Berechnen Sie den Verbrauch an Fertigungsmaterial, die Höhe der Fertigungslöhne II und berechnen Sie die Herstellkosten pro Stück auf Normalkostenbasis.
3 Abschlussprüfung (Bayern) 1999 Aufgabe II Nummer 1.3 (abgewandelt)
Die Kosten- und Leistungsrechnung der MAESER AG hat im Zweigwerk I bei der Vorkalkulation für Erzeugnis W folgende Werte pro Stück ermittelt:
| Selbstkosten | 289,42 € |
| vorläufiger Verkaufspreis | 312,80 € |
| Herstellkosten | 217,00 € |
Die HKA-Normal betragen im Monat November 520.800,00 €. Bei den unfertigen Erzeugnissen wird ein Minderbestand in Höhe von 43.400,00 € ermittelt. Von Erzeugnis W werden in diesem Monat 2.350 Stück verkauft. Es ergibt sich eine Kostenunterdeckung in Höhe von insgesamt 4.717,00 €. Sämtliche Verkaufskonditionen werden in Anspruch genommen.
Ermitteln Sie Art und Höhe der Bestandsveränderungen bei den fertigen Erzeugnissen in Stück.
Berechnen Sie das Umsatzergebnis für den Monat November.
Ermitteln Sie das Betriebsergebnis für diesen Monat.
4 Abschlussprüfung (Bayern) 2002 Aufgabe II Nummer 1.1
Die WICKER AG stellt chemische Produkte in verschiedenen Zweigwerken her. Im Werk Augsburg sind nach Durchführung der Kostenträgerzeitrechnung folgende Daten bekannt:
- Kostenüberdeckung im Materialbereich: 5.000,00 €
- Kostenunterdeckung im Fertigungsbereich: 2.700,00 €
- HKFE-IST: 155.000,00 €
- Es wurden 1.100 Stück verkauft.
- Im Lager der Fertigerzeugnisse ergab sich eine Minderung von 100 Stück.
- Die SKU-IST betragen 210.000,00 €.
- Der vorkalkulierte Gewinn beträgt 20,00 €/Stück.
- Die vorkalkulierten Selbstkosten/Stück betragen 180,00 €.
- Aus den Aufzeichnungen des Unternehmens geht hervor, dass Rabatt, Vertreterprovision und Skonto stets in Anspruch genommen wurden.

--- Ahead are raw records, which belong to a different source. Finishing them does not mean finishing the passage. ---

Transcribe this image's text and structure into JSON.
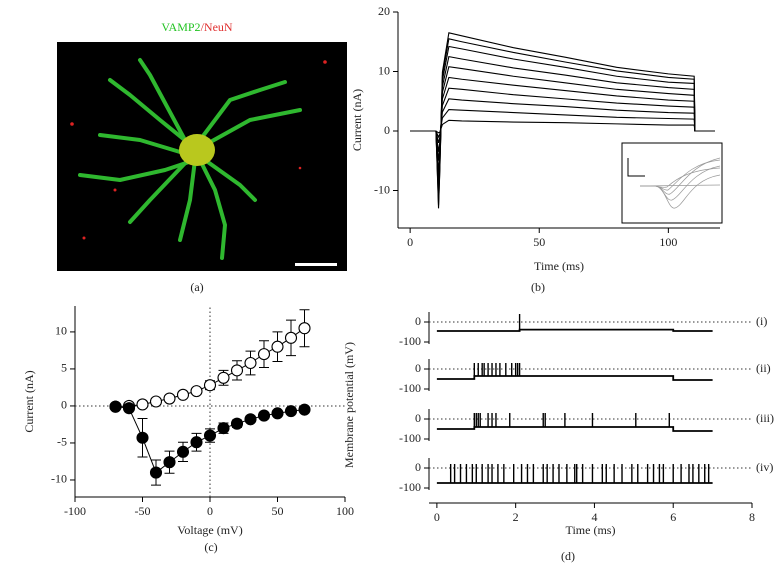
{
  "chart_data": [
    {
      "type": "image",
      "title_parts": [
        {
          "text": "VAMP2",
          "color": "#22c322"
        },
        {
          "text": "/NeuN",
          "color": "#e03030"
        }
      ],
      "caption": "(a)"
    },
    {
      "type": "line",
      "caption": "(b)",
      "xlabel": "Time (ms)",
      "ylabel": "Current (nA)",
      "color": "#000000",
      "xlim": [
        -4.7,
        120
      ],
      "ylim": [
        -16.3,
        20
      ],
      "xticks": [
        0,
        50,
        100
      ],
      "yticks": [
        -10,
        0,
        10,
        20
      ],
      "x": [
        0,
        10,
        11,
        11.5,
        12.5,
        15,
        20,
        40,
        60,
        80,
        100,
        110,
        110.3,
        118
      ],
      "series": [
        {
          "values": [
            0,
            0,
            -13,
            -6.5,
            9.9,
            16.5,
            16.0,
            14.0,
            12.4,
            10.7,
            9.6,
            9.2,
            0,
            0
          ]
        },
        {
          "values": [
            0,
            0,
            -12.5,
            -6.3,
            9.3,
            15.5,
            15.0,
            13.2,
            11.6,
            10.1,
            9.0,
            8.7,
            0,
            0
          ]
        },
        {
          "values": [
            0,
            0,
            -11,
            -5.5,
            8.5,
            14.2,
            13.8,
            12.1,
            10.7,
            9.2,
            8.2,
            8.0,
            0,
            0
          ]
        },
        {
          "values": [
            0,
            0,
            -9,
            -4.5,
            7.5,
            12.5,
            12.1,
            10.6,
            9.4,
            8.1,
            7.3,
            7.0,
            0,
            0
          ]
        },
        {
          "values": [
            0,
            0,
            -7,
            -3.5,
            6.5,
            10.8,
            10.5,
            9.2,
            8.1,
            7.0,
            6.3,
            6.0,
            0,
            0
          ]
        },
        {
          "values": [
            0,
            0,
            -5,
            -2.5,
            5.4,
            9,
            8.7,
            7.7,
            6.8,
            5.9,
            5.2,
            5.0,
            0,
            0
          ]
        },
        {
          "values": [
            0,
            0,
            -3.5,
            -1.8,
            4.3,
            7.2,
            7.0,
            6.1,
            5.4,
            4.7,
            4.2,
            4.0,
            0,
            0
          ]
        },
        {
          "values": [
            0,
            0,
            -2,
            -1,
            3.2,
            5.4,
            5.2,
            4.6,
            4.1,
            3.5,
            3.1,
            3.0,
            0,
            0
          ]
        },
        {
          "values": [
            0,
            0,
            -1,
            -0.5,
            2.2,
            3.6,
            3.5,
            3.1,
            2.7,
            2.3,
            2.1,
            2.0,
            0,
            0
          ]
        },
        {
          "values": [
            0,
            0,
            -0.3,
            -0.2,
            1.1,
            1.8,
            1.7,
            1.5,
            1.4,
            1.2,
            1.0,
            1.0,
            0,
            0
          ]
        }
      ]
    },
    {
      "type": "errorbar",
      "caption": "(c)",
      "xlabel": "Voltage (mV)",
      "ylabel": "Current (nA)",
      "zero_lines": true,
      "xlim": [
        -100,
        100
      ],
      "ylim": [
        -12.3,
        13.5
      ],
      "xticks": [
        -100,
        -50,
        0,
        50,
        100
      ],
      "yticks": [
        -10,
        -5,
        0,
        5,
        10
      ],
      "x": [
        -70,
        -60,
        -50,
        -40,
        -30,
        -20,
        -10,
        0,
        10,
        20,
        30,
        40,
        50,
        60,
        70
      ],
      "series": [
        {
          "marker": "open",
          "color": "#000000",
          "values": [
            -0.1,
            0,
            0.2,
            0.6,
            1.0,
            1.5,
            2.0,
            2.8,
            3.8,
            4.8,
            5.8,
            7.0,
            8.0,
            9.2,
            10.5
          ],
          "errors": [
            0,
            0,
            0,
            0.1,
            0.2,
            0.3,
            0.4,
            0.6,
            1.0,
            1.3,
            1.6,
            1.8,
            2.0,
            2.4,
            2.5
          ]
        },
        {
          "marker": "filled",
          "color": "#000000",
          "values": [
            -0.1,
            -0.3,
            -4.3,
            -9.0,
            -7.6,
            -6.2,
            -4.9,
            -4.0,
            -3.0,
            -2.4,
            -1.8,
            -1.3,
            -1.0,
            -0.7,
            -0.5
          ],
          "errors": [
            0.1,
            0.3,
            2.6,
            1.7,
            1.5,
            1.3,
            1.2,
            0.9,
            0.7,
            0.5,
            0.4,
            0.3,
            0.2,
            0.2,
            0.2
          ]
        }
      ]
    },
    {
      "type": "traces",
      "caption": "(d)",
      "xlabel": "Time (ms)",
      "ylabel": "Membrane potential (mV)",
      "color": "#000000",
      "zero_line": true,
      "xlim": [
        -0.2,
        8
      ],
      "xticks": [
        0,
        2,
        4,
        6,
        8
      ],
      "subplots": [
        {
          "label": "(i)",
          "ylim": [
            -110,
            50
          ],
          "yticks": [
            0,
            -100
          ],
          "x": [
            0,
            2.1,
            2.1,
            6,
            6,
            7
          ],
          "values": [
            -45,
            -45,
            -38,
            -38,
            -45,
            -45
          ],
          "spikes": [
            2.1
          ],
          "spike_peak": 40
        },
        {
          "label": "(ii)",
          "ylim": [
            -110,
            50
          ],
          "yticks": [
            0,
            -100
          ],
          "x": [
            0,
            0.95,
            0.95,
            6,
            6,
            7
          ],
          "values": [
            -50,
            -50,
            -35,
            -35,
            -55,
            -55
          ],
          "spikes": [
            0.95,
            1.05,
            1.15,
            1.2,
            1.3,
            1.4,
            1.5,
            1.6,
            1.75,
            1.9,
            2.0,
            2.05,
            2.1
          ],
          "spike_peak": 30
        },
        {
          "label": "(iii)",
          "ylim": [
            -110,
            50
          ],
          "yticks": [
            0,
            -100
          ],
          "x": [
            0,
            0.95,
            0.95,
            6,
            6,
            7
          ],
          "values": [
            -50,
            -50,
            -40,
            -40,
            -60,
            -60
          ],
          "spikes": [
            0.95,
            1.0,
            1.05,
            1.1,
            1.3,
            1.4,
            1.5,
            1.85,
            2.7,
            2.75,
            3.25,
            3.95,
            5.05,
            5.9
          ],
          "spike_peak": 30
        },
        {
          "label": "(iv)",
          "ylim": [
            -110,
            50
          ],
          "yticks": [
            0,
            -100
          ],
          "x": [
            0,
            7
          ],
          "values": [
            -75,
            -75
          ],
          "spikes": [
            0.35,
            0.45,
            0.6,
            0.75,
            0.9,
            1.0,
            1.15,
            1.3,
            1.4,
            1.55,
            1.7,
            1.95,
            2.15,
            2.3,
            2.45,
            2.7,
            2.8,
            2.95,
            3.1,
            3.3,
            3.5,
            3.55,
            3.7,
            3.95,
            4.2,
            4.3,
            4.5,
            4.7,
            4.95,
            5.1,
            5.35,
            5.5,
            5.65,
            5.75,
            6.0,
            6.2,
            6.4,
            6.5,
            6.65,
            6.8,
            6.9
          ],
          "spike_peak": 20
        }
      ]
    }
  ]
}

Berechnen Sie die Herstellkosten pro Stück, die der Vorkalkulation zugrunde lagen, die gesamte Kostenüber- bzw. Kostenunterdeckung und das Betriebsergebnis.
5 Abschlussprüfung (Bayern) 2002 Aufgabe II Nummer 1.2
Im Werk Burghausen wurden im BAB des Monats Mai für die Fertigungsstelle I Gemeinkosten im Gesamtwert von 476.000,00 € ermittelt. Die Nachkalkulation errechnete für diese Kostenstelle einen Maschinenstundensatz von 40,00 €, basierend auf 8.000 Fertigungsstunden. Für die Rest-FGK ergab sich ein Zuschlagsatz von 60%. Obwohl den Kunden für Rest-FGK 65% verrechnet wurden, entstand im Mai eine Unterdeckung im Fertigungsbereich von 15.000,00 €.
Berechnen Sie die Maschinenkosten (gesamt) auf Normalkostenbasis.